The ESRI and Trinity College Dublin have released a new study examining how well-informed people are about their future pension benefits. Two-thirds of people who are aged over 50 and who are members of pension schemes were unable to provide basic information on their future pension benefits.
DUBLIN, 30-7-2015 — /EuropaWire/ — The ESRI and Trinity College Dublin have released a new study examining how well-informed people are about their future pension benefits. The results of the study by Alan Barrett, ESRI, Irene Mosca, Trinity College Dublin and Brendan Whelan, ESRI, are striking. Two-thirds of people who are aged over 50 and who are members of pension schemes were unable to provide basic information on their future pension benefits.
The issue driving the research
As populations age, including Ireland’s, and the long-run sustainability of pension systems comes into question, governments are increasingly looking to individuals to provide for their own pensions. However, pensions are complex and so the question arises as to whether or not people are well-placed to make good decisions about pension savings. In this study, the authors use data from TILDA (The Irish Longitudinal Study on Ageing) to see if people are well-informed about their pensions.

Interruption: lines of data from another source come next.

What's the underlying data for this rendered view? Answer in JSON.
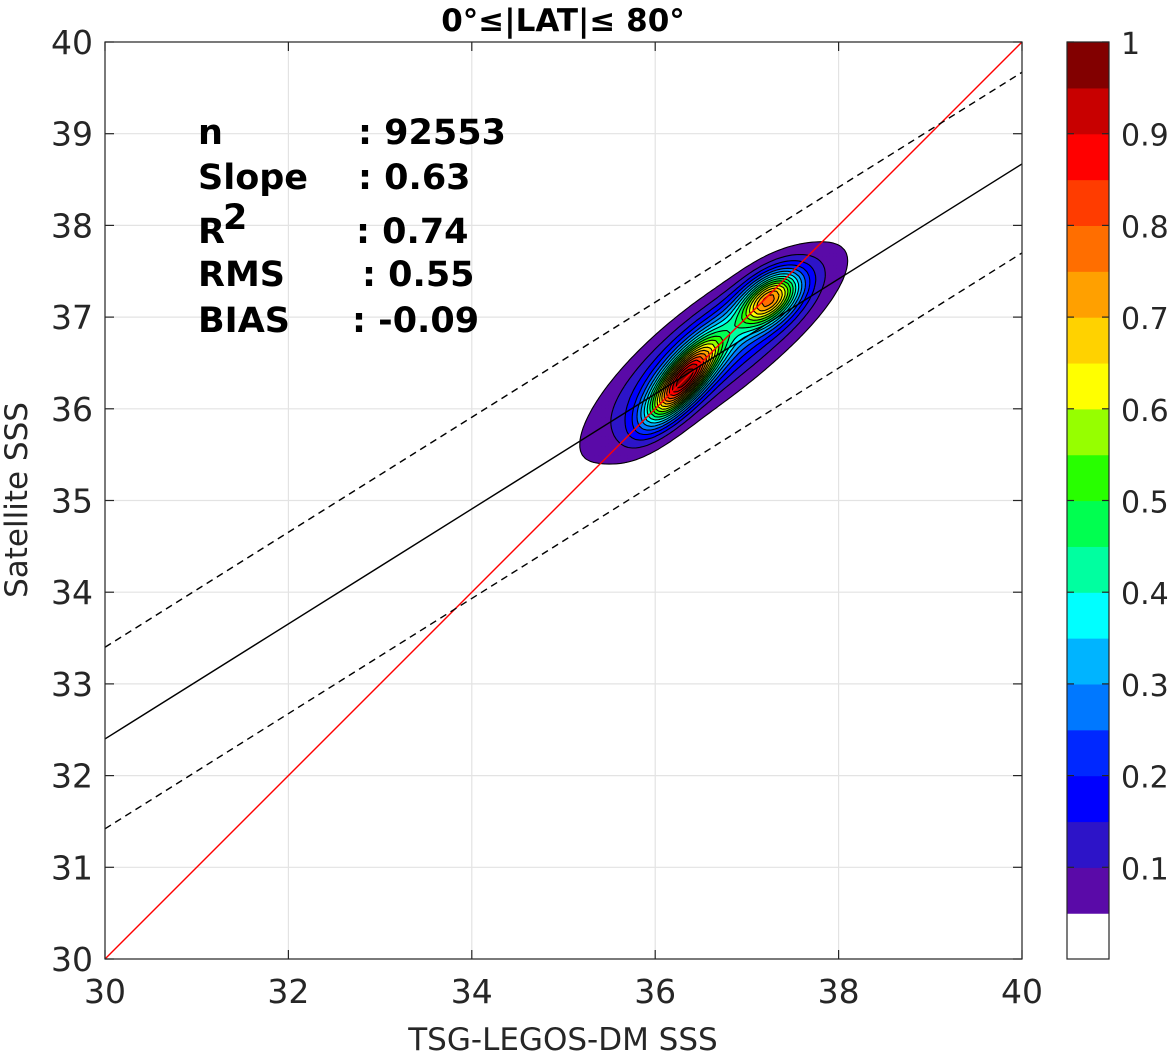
{
  "chart_data": {
    "type": "heatmap",
    "title": "0°≤|LAT|≤ 80°",
    "xlabel": "TSG-LEGOS-DM SSS",
    "ylabel": "Satellite SSS",
    "xlim": [
      30,
      40
    ],
    "ylim": [
      30,
      40
    ],
    "xticks": [
      "30",
      "32",
      "34",
      "36",
      "38",
      "40"
    ],
    "yticks": [
      "30",
      "31",
      "32",
      "33",
      "34",
      "35",
      "36",
      "37",
      "38",
      "39",
      "40"
    ],
    "grid": true,
    "stats": [
      {
        "label": "n",
        "value": ": 92553"
      },
      {
        "label": "Slope",
        "value": ": 0.63"
      },
      {
        "label": "R",
        "sup": "2",
        "value": ": 0.74"
      },
      {
        "label": "RMS",
        "value": ": 0.55"
      },
      {
        "label": "BIAS",
        "value": ": -0.09"
      }
    ],
    "lines": [
      {
        "role": "one-to-one",
        "color": "#ff0000",
        "style": "solid",
        "points": [
          [
            30,
            30
          ],
          [
            40,
            40
          ]
        ]
      },
      {
        "role": "regression",
        "color": "#000000",
        "style": "solid",
        "points": [
          [
            30,
            32.4
          ],
          [
            40,
            38.67
          ]
        ]
      },
      {
        "role": "upper-bound",
        "color": "#000000",
        "style": "dashed",
        "points": [
          [
            30,
            33.4
          ],
          [
            40,
            39.67
          ]
        ]
      },
      {
        "role": "lower-bound",
        "color": "#000000",
        "style": "dashed",
        "points": [
          [
            30,
            31.42
          ],
          [
            40,
            37.7
          ]
        ]
      }
    ],
    "density": {
      "peaks": [
        {
          "x": 36.3,
          "y": 36.3,
          "sx": 0.26,
          "sy": 0.3,
          "rho": 0.78,
          "amp": 1.0
        },
        {
          "x": 37.25,
          "y": 37.2,
          "sx": 0.22,
          "sy": 0.2,
          "rho": 0.5,
          "amp": 0.75
        },
        {
          "x": 36.7,
          "y": 36.75,
          "sx": 0.7,
          "sy": 0.55,
          "rho": 0.82,
          "amp": 0.34
        },
        {
          "x": 36.4,
          "y": 36.3,
          "sx": 1.0,
          "sy": 0.8,
          "rho": 0.88,
          "amp": 0.09
        }
      ],
      "levels": [
        0.05,
        0.1,
        0.15,
        0.2,
        0.25,
        0.3,
        0.35,
        0.4,
        0.45,
        0.5,
        0.55,
        0.6,
        0.65,
        0.7,
        0.75,
        0.8,
        0.85,
        0.9,
        0.95
      ]
    },
    "colorbar": {
      "range": [
        0,
        1
      ],
      "ticks": [
        "0.1",
        "0.2",
        "0.3",
        "0.4",
        "0.5",
        "0.6",
        "0.7",
        "0.8",
        "0.9",
        "1"
      ],
      "tick_values": [
        0.1,
        0.2,
        0.3,
        0.4,
        0.5,
        0.6,
        0.7,
        0.8,
        0.9,
        1.0
      ],
      "colors": [
        "#ffffff",
        "#5a0aa8",
        "#2d14c8",
        "#0000ff",
        "#0028ff",
        "#0078ff",
        "#00b4ff",
        "#00ffff",
        "#00ffa0",
        "#00ff50",
        "#28ff00",
        "#96ff00",
        "#ffff00",
        "#ffd200",
        "#ffa000",
        "#ff6e00",
        "#ff3c00",
        "#ff0000",
        "#c80000",
        "#820000"
      ]
    }
  }
}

TILDA is an on-going large-scale survey of people aged 50 and over living in Ireland and is conducted by Trinity College Dublin.
As part of the study people who are still working are asked if they are members of pension schemes such as occupational schemes (public and private) or other private schemes. Those who respond that they are members are then asked if they know the form in which their pensions will be paid (for example, monthly, lump sum or both) and the amount. If they don’t know the details they can state this.
Across the sample, two-thirds did not know the amount and/or the form of payment. Fifty-five percent did not know the amount that they would be paid on retirement.
It might be expected that people in defined benefit (DB) schemes, where the amount is related to final salary, would be better informed than people in defined contribution (DC) schemes. While this is true, it is still that case that half of half of DB scheme members could not say what percentage of their salary would be paid on retirement. The corresponding figure for DC members is 70 percent.
Men are better informed than women – 53 percent of men did not know the amount they would be paid but this rises to 60 percent for women.
Better educated people are better informed and knowledge seems to increase for those closer to retirement age.
Such low levels of information on pensions are a source of concern. It should be noted that the results in this study refer to people aged over 50 who are enrolled in pension schemes. Hence, they are likely to be among the best-informed people in the population. If this study was replicated for other groups, the lack of knowledge would probably be greater.
At one level, the clear implication is a need to increase knowledge and understanding of pensions through public information campaigns. But if this fails, the question arises as to whether some form of mandatory contibutions may be required.